The capital of the Languedoc-Roussillon region, on the Mediterranean coast. For information on the modern French Montpellier - and some scenic photos - try the city's official website.
Origin of name
The first document to mention Montpellier is dated 26 Nov 985; this is in the Latin form monte pestelario.
Marcel Barral, who wrote a guide to the street names of Montpellier (Les noms de rues a Montpellier, 1989), reviewed several explanations of the Latin form, dismissing them as well-meaning but unscientific attempts at etymology on the part of early clerics. Thus, suggested derivations from pestel, woad; pastellum or pestillum, pestle (for crushing the woad); pestellum, bolt or bar (ie, the mountain that bars the road); or from mons puellarum, while often quoted, are all dubious.

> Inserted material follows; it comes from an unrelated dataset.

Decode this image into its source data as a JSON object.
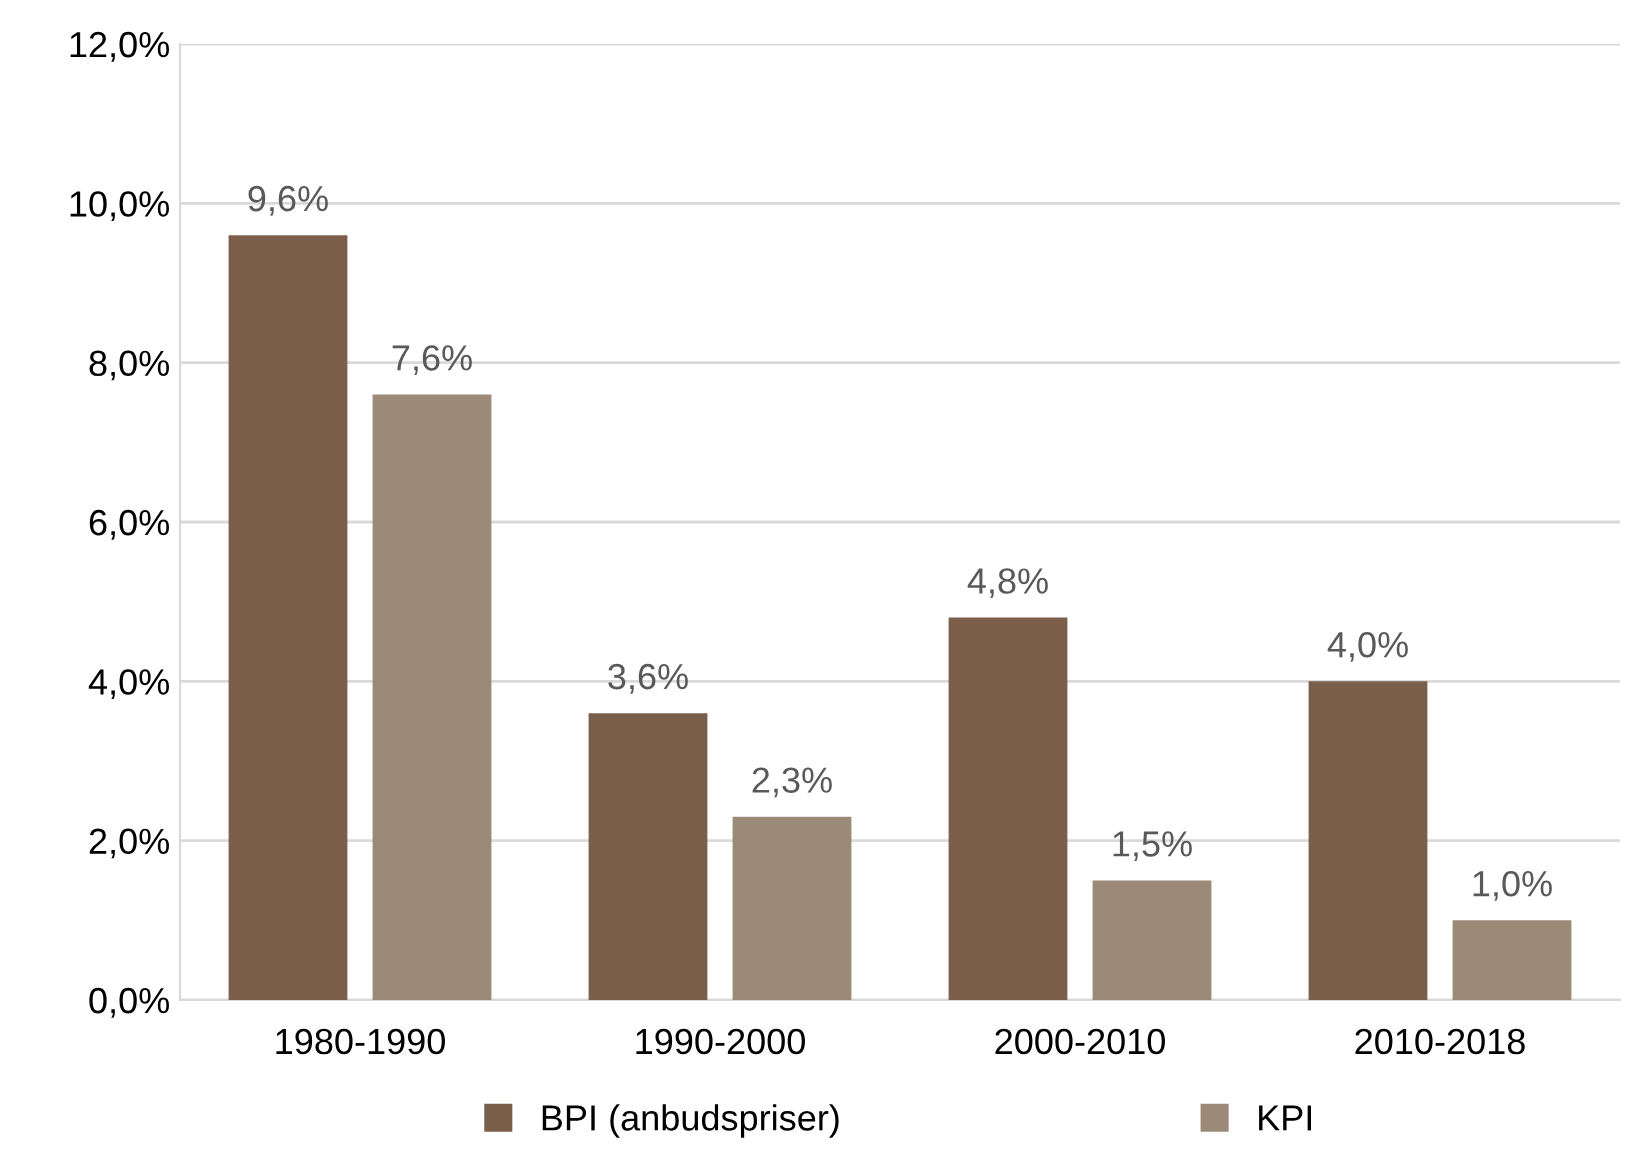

The current academic view is that Montpellier is a tautological form, with a coloniser's Latin descriptor mons applied to a feature locally called *pela. Pela, it is suggested, means hill in a pre-indo-european language no longer recognised at the time of colonisation. It was thus taken to be a proper name, giving rise to a Latin form mons pelarius - `Pela's hill'.

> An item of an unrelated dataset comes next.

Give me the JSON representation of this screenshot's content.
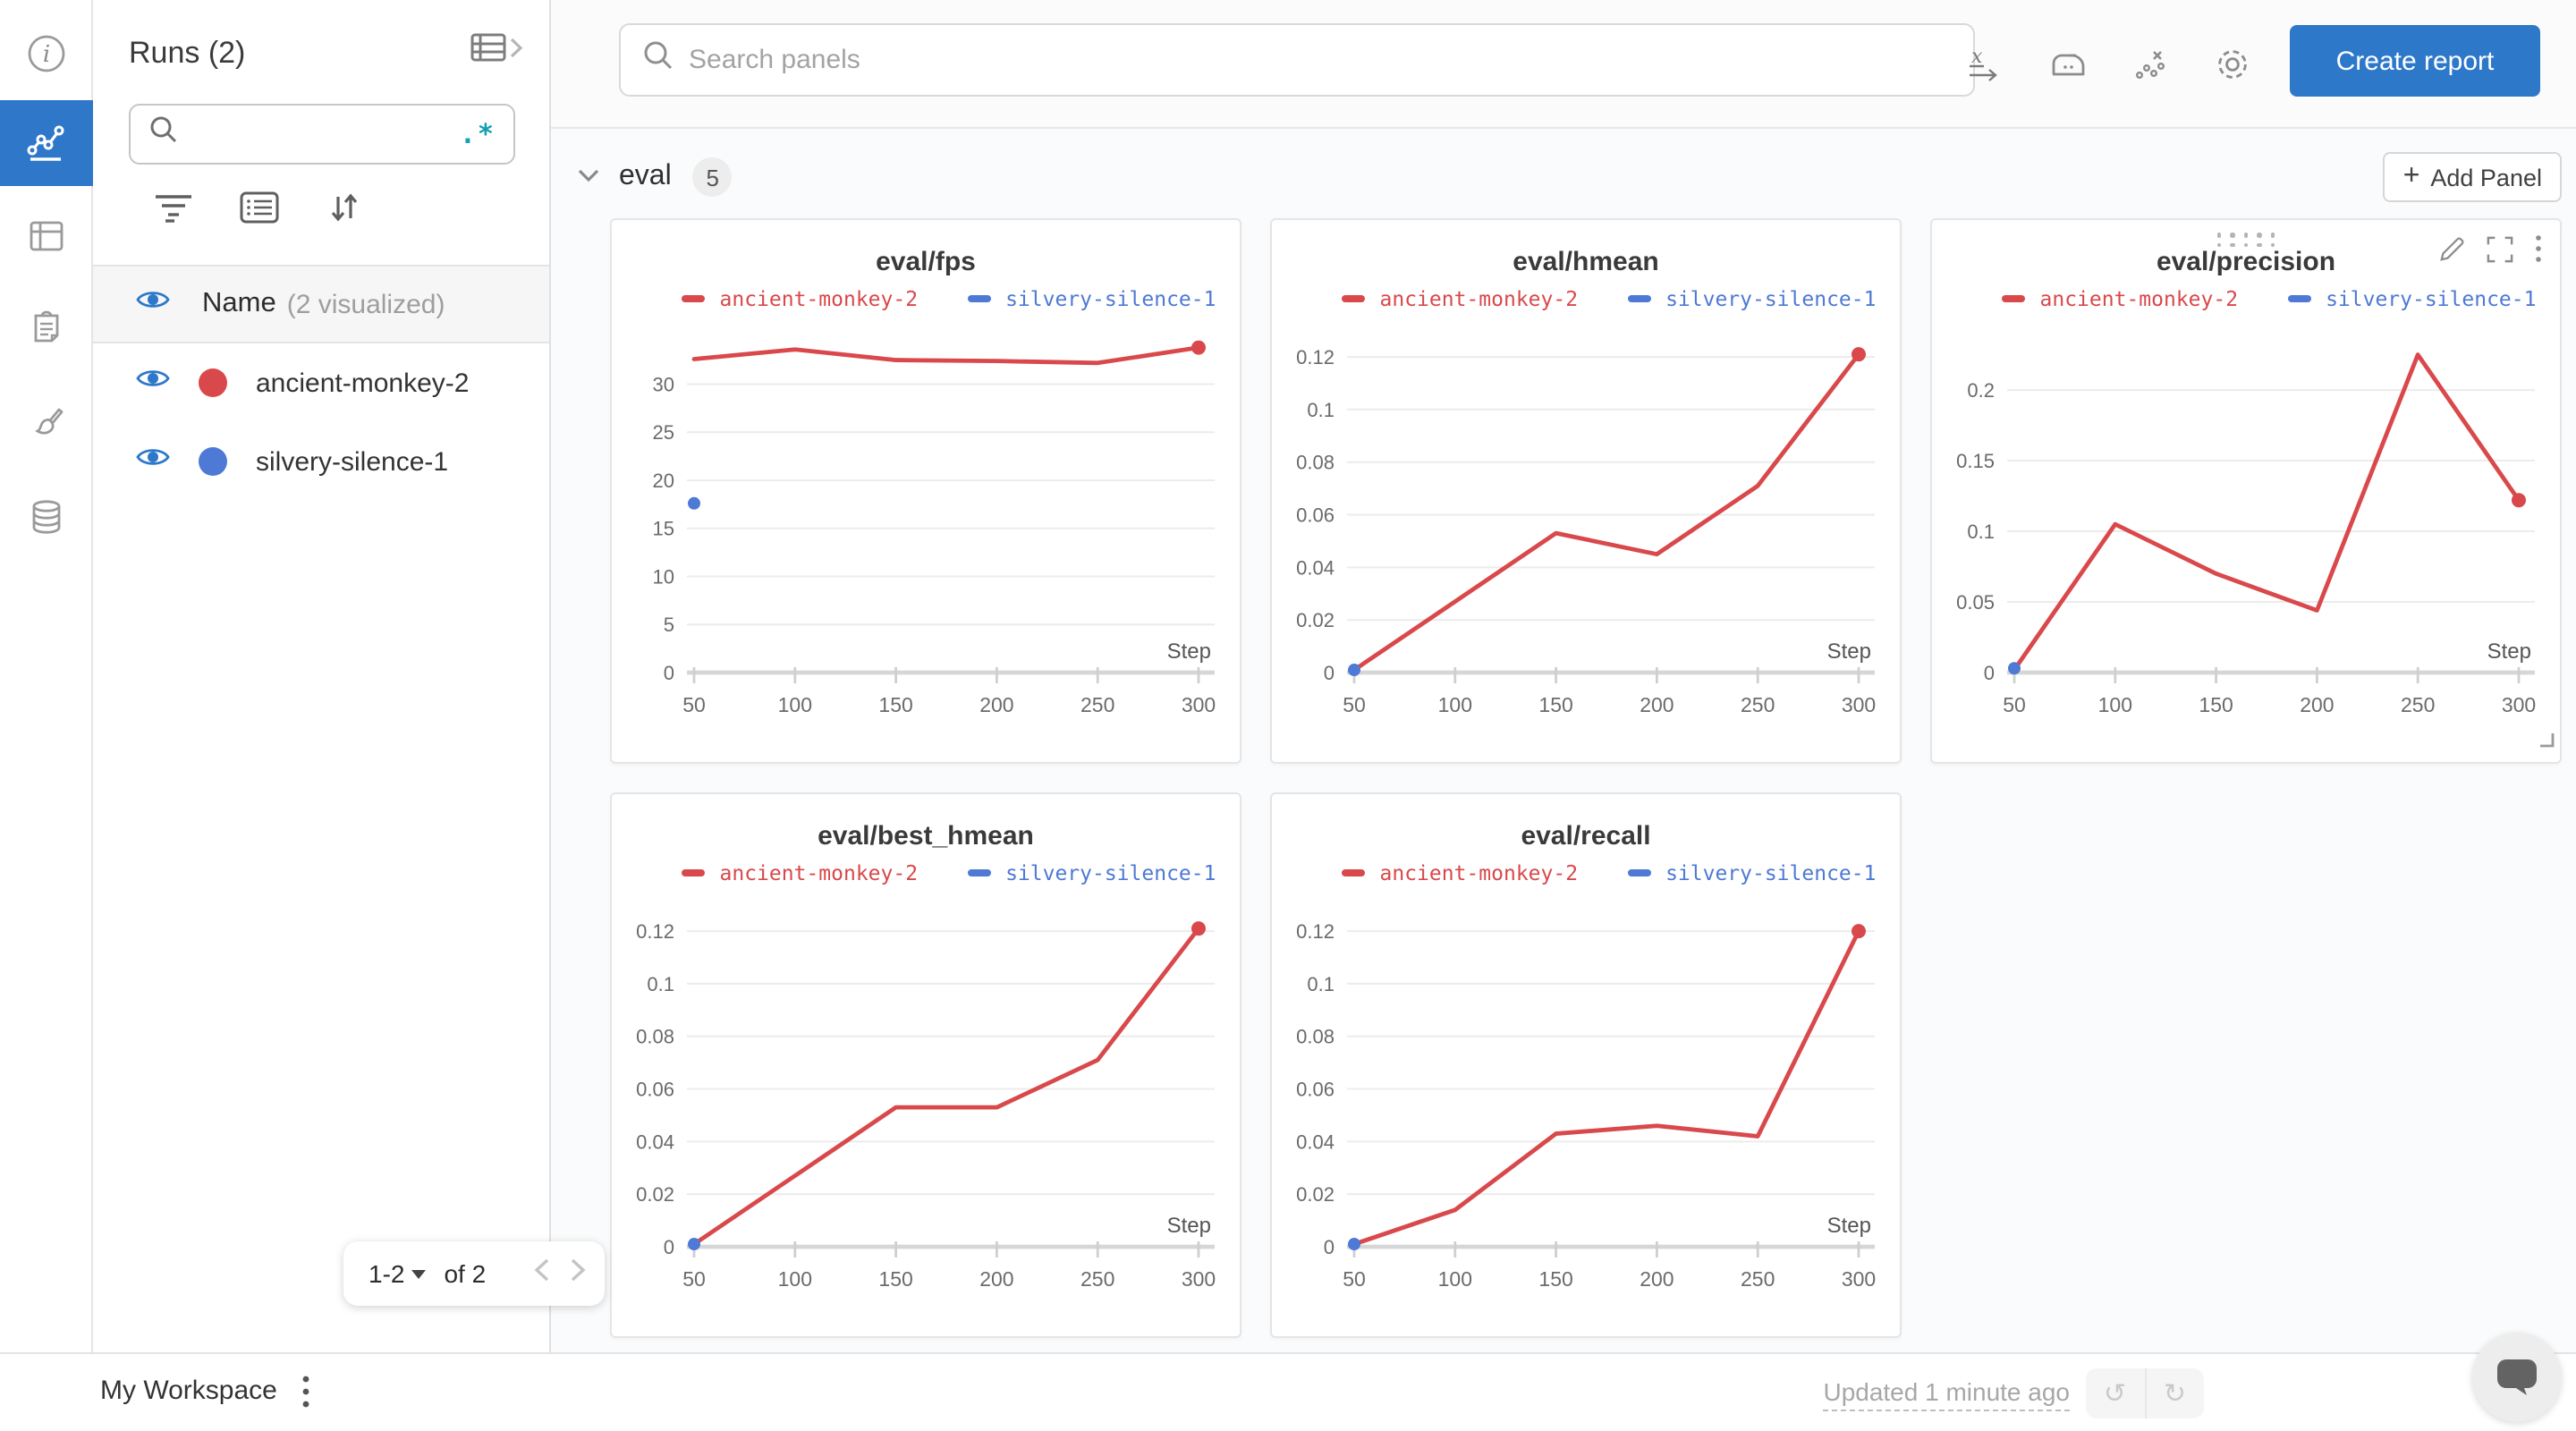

Barral’s conclusion has the attraction of simplicity - referring the name to a geographic feature (a hill) which does genuinely appear to be the oldest part of the settlement. It would be desirable to see further examples of *pela before agreeing this as a definitive etymology, but it seems this is one of many names destined never to be fully resolved.
Barral quotes from an article by Charles Camproux, Histoire d'un toponyme: Montpellier in Melanges offerts a Charles Rostaing, Liege, 1974: this may provide more examples supporting the proposed *pela=hill origin.